この記事では、「五月雨式」の基本的な意味から語源、正しい使い方、そしてビジネスで使う際の注意点までを詳しく解説します。言葉の背景を正しく理解し、状況に応じたスマートな使いこなし方をマスターしましょう。
1. 「五月雨式」の読み方と基本的な意味
「五月雨式」は、「さみだれしき」と読みます。
主な意味は、「物事が一度で終わらずに、断続的にだらだらと続くこと」です。一度にまとめて行わず、とぎれとぎれに何度も繰り返される様子を表します。
主なニュアンス:
まとまりがなく、不規則に繰り返される
一度で済むはずのことが、何回かに分かれて発生する
時間や間隔を置いて、ちょこちょこと物事が起こる
日常生活ではあまり使われませんが、ビジネスシーンにおいては「連絡や資料の提出、納品などが複数回にわたって小出しに行われる状態」を指す言葉として、非常に頻繁に使われています。
2. 「五月雨式」の語源と由来
この「五月雨式」という言葉は、日本の美しい自然現象から生まれました。
「五月雨(さみだれ)」とは?
元々は、旧暦の5月頃(現在の6月頃)、つまり梅雨の時期に降り続く長雨のことを指していました。
「式」がつく理由
「〜式」とつくことで、その自然現象(五月雨)が持つ「降ったりやんだりを繰り返す様子」「ぐずぐずと長引く様子」を、物事のやり方や状態にたとえて表現しています。
つまり、「梅雨の時期の雨が、降ったりやんだりを繰り返してなかなか終わらない様子」を、ビジネスなどの状況に重ね合わせて生まれた比喩表現なのです。
どのような場面でこの表現を使うのが適切なのか、次のセクションでは具体的な使い方や言い換え表現について見ていきましょう。
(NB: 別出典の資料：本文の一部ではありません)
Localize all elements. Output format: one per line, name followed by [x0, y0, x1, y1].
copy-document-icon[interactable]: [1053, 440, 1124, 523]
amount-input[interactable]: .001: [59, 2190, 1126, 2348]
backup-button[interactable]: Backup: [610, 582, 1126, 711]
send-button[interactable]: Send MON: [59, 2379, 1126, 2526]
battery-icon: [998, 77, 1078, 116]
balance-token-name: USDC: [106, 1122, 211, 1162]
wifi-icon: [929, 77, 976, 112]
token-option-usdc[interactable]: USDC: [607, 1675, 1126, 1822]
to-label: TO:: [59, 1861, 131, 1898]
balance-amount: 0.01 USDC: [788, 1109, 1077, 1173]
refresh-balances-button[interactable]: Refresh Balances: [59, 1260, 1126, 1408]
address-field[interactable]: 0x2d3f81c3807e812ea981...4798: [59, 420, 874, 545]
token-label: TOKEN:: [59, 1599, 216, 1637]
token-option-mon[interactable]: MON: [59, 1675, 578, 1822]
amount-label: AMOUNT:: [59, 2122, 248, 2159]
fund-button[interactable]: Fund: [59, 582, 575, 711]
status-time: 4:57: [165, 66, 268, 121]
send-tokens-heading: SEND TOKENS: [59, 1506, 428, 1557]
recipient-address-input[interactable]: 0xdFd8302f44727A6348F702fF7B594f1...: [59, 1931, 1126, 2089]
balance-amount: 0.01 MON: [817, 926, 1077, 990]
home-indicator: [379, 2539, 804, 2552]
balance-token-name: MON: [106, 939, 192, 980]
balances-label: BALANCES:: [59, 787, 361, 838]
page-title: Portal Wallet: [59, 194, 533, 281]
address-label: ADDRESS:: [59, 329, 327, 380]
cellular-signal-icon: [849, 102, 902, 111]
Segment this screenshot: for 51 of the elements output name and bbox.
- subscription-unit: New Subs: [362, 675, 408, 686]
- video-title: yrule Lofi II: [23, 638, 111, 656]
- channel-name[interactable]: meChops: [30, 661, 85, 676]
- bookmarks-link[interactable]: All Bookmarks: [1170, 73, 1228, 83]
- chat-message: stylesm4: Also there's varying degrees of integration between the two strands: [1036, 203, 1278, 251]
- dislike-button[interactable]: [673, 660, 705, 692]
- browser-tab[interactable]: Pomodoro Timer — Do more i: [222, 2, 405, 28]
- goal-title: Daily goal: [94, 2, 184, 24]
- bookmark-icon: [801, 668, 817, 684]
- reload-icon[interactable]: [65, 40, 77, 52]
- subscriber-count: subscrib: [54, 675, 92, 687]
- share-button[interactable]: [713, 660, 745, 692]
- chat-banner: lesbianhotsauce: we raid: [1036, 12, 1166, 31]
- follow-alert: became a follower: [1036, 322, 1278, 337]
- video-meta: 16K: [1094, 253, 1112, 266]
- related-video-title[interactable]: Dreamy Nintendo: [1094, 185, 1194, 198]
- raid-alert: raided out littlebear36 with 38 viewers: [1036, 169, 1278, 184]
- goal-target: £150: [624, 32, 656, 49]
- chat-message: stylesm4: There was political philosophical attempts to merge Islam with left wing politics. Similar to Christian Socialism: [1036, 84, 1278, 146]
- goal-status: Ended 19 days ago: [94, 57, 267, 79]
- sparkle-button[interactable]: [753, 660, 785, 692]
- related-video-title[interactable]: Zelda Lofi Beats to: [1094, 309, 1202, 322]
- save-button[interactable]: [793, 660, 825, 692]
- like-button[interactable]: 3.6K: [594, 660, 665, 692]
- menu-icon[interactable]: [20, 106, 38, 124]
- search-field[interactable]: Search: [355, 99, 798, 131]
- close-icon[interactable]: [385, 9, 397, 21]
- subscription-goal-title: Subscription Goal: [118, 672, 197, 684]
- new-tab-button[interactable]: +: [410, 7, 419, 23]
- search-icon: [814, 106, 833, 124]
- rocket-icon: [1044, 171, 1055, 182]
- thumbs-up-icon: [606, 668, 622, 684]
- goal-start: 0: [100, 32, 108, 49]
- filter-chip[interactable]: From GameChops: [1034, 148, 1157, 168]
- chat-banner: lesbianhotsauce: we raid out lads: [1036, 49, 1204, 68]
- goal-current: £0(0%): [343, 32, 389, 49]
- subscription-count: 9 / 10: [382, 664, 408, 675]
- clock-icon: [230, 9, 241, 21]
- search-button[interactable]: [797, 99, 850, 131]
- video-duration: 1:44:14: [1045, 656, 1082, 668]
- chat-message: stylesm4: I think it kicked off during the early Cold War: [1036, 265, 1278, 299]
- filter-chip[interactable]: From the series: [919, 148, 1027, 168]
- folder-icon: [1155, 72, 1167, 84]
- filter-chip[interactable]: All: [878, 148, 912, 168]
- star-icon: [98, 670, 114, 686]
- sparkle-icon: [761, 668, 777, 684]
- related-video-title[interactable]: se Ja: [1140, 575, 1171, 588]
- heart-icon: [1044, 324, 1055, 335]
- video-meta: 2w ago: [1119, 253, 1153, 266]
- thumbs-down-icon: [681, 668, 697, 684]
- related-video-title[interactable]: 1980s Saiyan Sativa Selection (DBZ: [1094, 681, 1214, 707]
最後に、今回取り上げた「五月雨式」のように、天候や季節に由来するビジネス用語で、他に気になっている言葉はありますか?
ビジネスを円滑に進めるためのポイント
1. 相手への配慮を示す使い方
「五月雨式」という言葉は、本来は1回で済む連絡や納品を、何度も分けて行う状態を指します。そのため、相手の手間を増やしてしまうことへの配慮として、「五月雨式に失礼いたします」や「五月雨式のご連絡となり恐縮ですが」のように、クッション言葉とセットで使うのがマナーです。
2. 状況に応じた正しい言い換え
だらだらと続けるのではなく、スピーディーに物事を処理したい場合は、矢継ぎ早に次々と行う様子を表す「矢継ぎ早」という類語が適しています。状況に合わせて言葉を適切に選び分けることで、よりスマートなコミュニケーションが可能になります。
まとめ 五月雨式の意味や由来を正しく理解し、ビジネスシーンで適切な気遣いとともに活用することで、円滑で信頼感のある関係を築くことができます。
今回の記事の内容を踏まえて、実際にビジネスメールなどでこの表現を使う際に、少し迷うポイントなどはありましたか?